AUTOSHIP WILL ADDRESS  ECONOMIC BARRIERS

  • Involving the Risk-Takers, i.e. supply chain or cargo owners who are those willing to take the investments risks since they have much better control over the chain
  • Fostering INCREASE of DEMAND for waterborne shipping: providing suppliers with more opportunities and with a strong reduction of operating costs and more flexibility, AUTOSHIP technology will foster decreased prices for shipping services, supporting an increase of waterborne cargo demand.
  • Upgrading INFRASTRUCTURE: Autonomous ships will offer new possibilities to design the international transport systems, limiting or optimizing CAPEX for the infrastructure. Ships can be built smaller with much lower loss on cost-effectiveness (crew cost, cargo capacity, energy) than conventional ships and can provide more direct routes between source and destination ports. This may reduce the pressure on the large ports and provide better utilization of smaller and less congested ports closer to the ultimate source or destination of the cargo.
  • Defining NEW BUSINESS MODELS: AUTOSHIP will integrate the autonomous ship much closer in the transport chain. This makes the cargo owner or logistics operator a more active party. AUTOSHIP technology will include cargo handling, automatic scheduling and increase safety, sharing information about delivery with port and logistics operators, allowing a better and faster logistic process, ultimately allowing the definition of new business models

AUTOSHIP WILL ADDRESS REGULATIONS

  • Improving REGULATION, LIABILITY and POLICY perspectives: To let AUTOSHIP technology cause a tidal impact, legal, insurance and liability issues will need to be reconsidered. In response, AUTOSHIP involves domain expert partners supported by relevant external advisors at regional, national and international levels. With the facilitation of SINTEF, a Strategic Advisory Group will systematically approach the framework of operational requirements, regulations, liabilities and economics, involving the key-stakeholders to revert the framework to be respected.
  • Preparing the DESIGN of the Future autonomous vessels: current inadequacies in regulations limit operability and force redundancy (e.g. manual control aside AI) increasing costs and not encouraging demand for autonomous systems especially for smaller vessels. Technically, AUTOSHIP will deal with this issue introducing cost-effective design and tools for support decision which will get rid of redundancy and get ready for TRL 9, supporting industrial demand.

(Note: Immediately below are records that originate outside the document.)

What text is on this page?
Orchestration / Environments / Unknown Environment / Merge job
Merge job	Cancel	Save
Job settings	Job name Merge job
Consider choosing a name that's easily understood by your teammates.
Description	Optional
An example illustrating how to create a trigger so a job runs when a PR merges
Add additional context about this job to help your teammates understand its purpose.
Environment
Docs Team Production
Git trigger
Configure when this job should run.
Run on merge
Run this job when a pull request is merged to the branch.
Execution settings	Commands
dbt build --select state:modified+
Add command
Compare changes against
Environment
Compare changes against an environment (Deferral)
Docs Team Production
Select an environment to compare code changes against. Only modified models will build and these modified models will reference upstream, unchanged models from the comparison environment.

AUTOSHIP WILL ANALYSE SOCIETAL ISSUES

  • Widespread Communication AUTOSHIP has a challenge in disseminating information about the demonstration cases to the public in a way that keeps them well informed about the benefits and also of the risks and how they are controlled. This also includes the main professional organisations for workers at sea and in ports.
  • Comprehensive Cost-Benefit Analysis (CBA): the results that the project will communicate to public and decision makers will not only address demonstrations outputs and technical reports, but they will include thorough cost-benefit analyses. The CBA will include variables such as environment, health, traffic congestion, accidents and fatalities and their changes due to modal-shift from road or rail to water.
  • Impact on Employment: In general, the expectation is that autonomous ships will have an impact, but mainly in requiring a more skilled work force and that it will rely less on sailors working at low wages. Crew reductions can reasonably be introduced gradually for retrofits, conversions and new vessels, during the technological and regulatory upgrades, which means that new technologies will at first cut expenses and foster new demand, opening new market segments and allowing more vessels with less crew. Finally, it will create new employment in the Shore Control
  • Impact on ROAD DECONGESTION and ENVIRONMENT: Former macro analyses demonstrate that at least 87 Mio tonnes of the con­tinental cargo currently transported by road (TAM c.a. 237 Mio tonnes) is suited for intermodal transport along to the existing waterway corridors. The results of AUTOSHIP will unlock the enormous potential impact of waterborne transport to relieve roads and save 88% of GHG emissions to move the same amount of goods per mileage.